1 kg reife, abgerebelte, schwarze Hollerbeeren
1 kleine Zimtrinde
3 Gewürznelken
3-4 frische Salbeiblätter
1–2 EL Mehl
Zucker nach Belieben.

  • Die Hollerbeeren mit so viel heißem Wasser übergießen, dass sie gut bedeckt sind. Mit beiden Händen gut kneten, eine Stunde stehen lassen, dann die Beeren fest ausdrücken.
  • Den Saft durch ein feines Sieb oder Baumwolltuch abseihen und auf die Seite stellen.
  • Diesen Vorgang einmal wiederholen.
  • Die Zimtrinde, die Gewürznelken und die Salbeiblätter zum Saft geben und 30 Minuten kochen. (Die Beeren können auch dampfentsaftet werden –der Geschmack ist dann allerdings weniger intensiv.)
  • Das Mehl in kaltem Wasser auflösen und in den kochenden Hollersaft einrühren. Unter Rühren einmal aufkochen lassen, der Saft sollte nun sämig sein.
  • Nach Geschmack zuckern.
  • Hollersuppe wird kalt gegessen und mit Brotwürfeln oder -schnitten serviert.

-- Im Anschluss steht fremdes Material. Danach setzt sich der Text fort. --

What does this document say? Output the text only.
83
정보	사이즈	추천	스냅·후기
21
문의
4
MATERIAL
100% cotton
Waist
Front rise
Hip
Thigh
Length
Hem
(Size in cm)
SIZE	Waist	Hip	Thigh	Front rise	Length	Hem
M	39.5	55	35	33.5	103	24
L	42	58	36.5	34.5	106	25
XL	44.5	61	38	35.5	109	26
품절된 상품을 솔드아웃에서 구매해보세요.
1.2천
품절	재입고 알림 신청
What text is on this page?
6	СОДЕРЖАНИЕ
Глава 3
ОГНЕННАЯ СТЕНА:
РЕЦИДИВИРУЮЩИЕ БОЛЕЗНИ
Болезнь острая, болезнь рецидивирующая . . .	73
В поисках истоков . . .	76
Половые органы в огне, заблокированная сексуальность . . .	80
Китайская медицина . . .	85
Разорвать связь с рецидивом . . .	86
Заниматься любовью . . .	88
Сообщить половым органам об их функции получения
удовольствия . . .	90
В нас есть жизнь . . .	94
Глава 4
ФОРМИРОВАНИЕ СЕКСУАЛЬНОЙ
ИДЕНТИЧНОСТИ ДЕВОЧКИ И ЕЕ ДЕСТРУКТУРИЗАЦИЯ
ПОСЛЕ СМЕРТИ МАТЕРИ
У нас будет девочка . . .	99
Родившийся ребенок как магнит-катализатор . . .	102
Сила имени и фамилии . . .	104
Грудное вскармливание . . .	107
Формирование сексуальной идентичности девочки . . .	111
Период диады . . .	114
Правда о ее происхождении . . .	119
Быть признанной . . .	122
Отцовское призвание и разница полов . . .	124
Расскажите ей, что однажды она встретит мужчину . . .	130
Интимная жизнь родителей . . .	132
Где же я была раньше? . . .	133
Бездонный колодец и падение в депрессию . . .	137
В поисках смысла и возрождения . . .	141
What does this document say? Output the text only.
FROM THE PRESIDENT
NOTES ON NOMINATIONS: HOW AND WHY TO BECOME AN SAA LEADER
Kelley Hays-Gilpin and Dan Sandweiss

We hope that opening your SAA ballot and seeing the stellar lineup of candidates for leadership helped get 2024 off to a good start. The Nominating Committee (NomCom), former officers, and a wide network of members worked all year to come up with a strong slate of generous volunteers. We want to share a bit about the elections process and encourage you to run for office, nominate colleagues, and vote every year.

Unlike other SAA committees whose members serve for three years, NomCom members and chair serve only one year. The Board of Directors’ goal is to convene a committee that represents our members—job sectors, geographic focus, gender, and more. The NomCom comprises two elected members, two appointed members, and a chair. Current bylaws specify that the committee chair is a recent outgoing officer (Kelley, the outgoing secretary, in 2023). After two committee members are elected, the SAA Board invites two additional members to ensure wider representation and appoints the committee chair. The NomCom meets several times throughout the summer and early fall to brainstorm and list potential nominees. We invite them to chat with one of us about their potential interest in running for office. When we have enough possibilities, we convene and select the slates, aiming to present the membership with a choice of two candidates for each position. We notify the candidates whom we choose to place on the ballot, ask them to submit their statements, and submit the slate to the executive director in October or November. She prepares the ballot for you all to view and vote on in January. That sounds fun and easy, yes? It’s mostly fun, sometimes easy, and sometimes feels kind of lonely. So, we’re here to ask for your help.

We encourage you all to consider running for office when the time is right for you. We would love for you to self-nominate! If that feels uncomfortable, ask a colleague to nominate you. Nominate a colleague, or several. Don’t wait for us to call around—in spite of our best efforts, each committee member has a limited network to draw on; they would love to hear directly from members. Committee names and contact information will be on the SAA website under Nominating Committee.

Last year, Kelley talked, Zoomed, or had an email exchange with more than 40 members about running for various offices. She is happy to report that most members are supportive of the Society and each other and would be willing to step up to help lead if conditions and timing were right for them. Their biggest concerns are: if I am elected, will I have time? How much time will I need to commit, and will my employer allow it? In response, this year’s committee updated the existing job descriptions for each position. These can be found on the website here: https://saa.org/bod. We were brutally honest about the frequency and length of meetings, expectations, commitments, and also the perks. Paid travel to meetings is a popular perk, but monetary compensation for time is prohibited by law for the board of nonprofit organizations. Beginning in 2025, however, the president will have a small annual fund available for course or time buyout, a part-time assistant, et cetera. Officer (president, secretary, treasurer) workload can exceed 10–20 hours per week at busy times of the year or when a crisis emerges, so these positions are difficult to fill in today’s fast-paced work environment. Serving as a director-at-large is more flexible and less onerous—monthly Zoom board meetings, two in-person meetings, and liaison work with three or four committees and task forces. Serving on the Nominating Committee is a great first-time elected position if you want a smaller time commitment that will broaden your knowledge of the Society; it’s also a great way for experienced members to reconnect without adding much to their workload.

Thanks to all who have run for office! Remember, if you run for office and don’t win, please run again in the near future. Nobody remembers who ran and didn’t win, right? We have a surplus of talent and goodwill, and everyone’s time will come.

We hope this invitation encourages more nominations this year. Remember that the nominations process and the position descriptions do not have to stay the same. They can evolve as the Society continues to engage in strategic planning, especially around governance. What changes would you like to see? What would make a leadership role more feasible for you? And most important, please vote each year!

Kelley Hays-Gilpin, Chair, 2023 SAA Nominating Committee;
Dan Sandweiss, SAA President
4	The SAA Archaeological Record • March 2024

Hollerbeeren müssen beim Pflücken reif – sprich tiefschwarz – sein! Unreife, also grüne Früchte sind giftig. Aber auch reife Beeren sollte man nicht frisch essen, da sie Brechreiz und Durchfall verursachen können. Erst beim Kochen verliert der giftige Bestandteil, das Sambunigrin, seine Wirkung. Dann allerdings werden die gesunden Inhaltsstoffe des Hollers wirksam: Sie stärken das Immunsystem, unterstützen wichtige Funktionen im Körper und helfen, z. B. nach einer Magen-Darm-Erkrankung, den Mineralstoffhaushalt wiederherzustellen. Schwarzer Holler ist reich an Vitaminen und die Beeren enthalten viele Mineralstoffe, besonders Kalium und Magnesium.

Früher wurde in vielen Haushalten der Salbei nur für die Hollersuppe angebaut, daher wurde er bei uns „Suppensolfa“ genannt.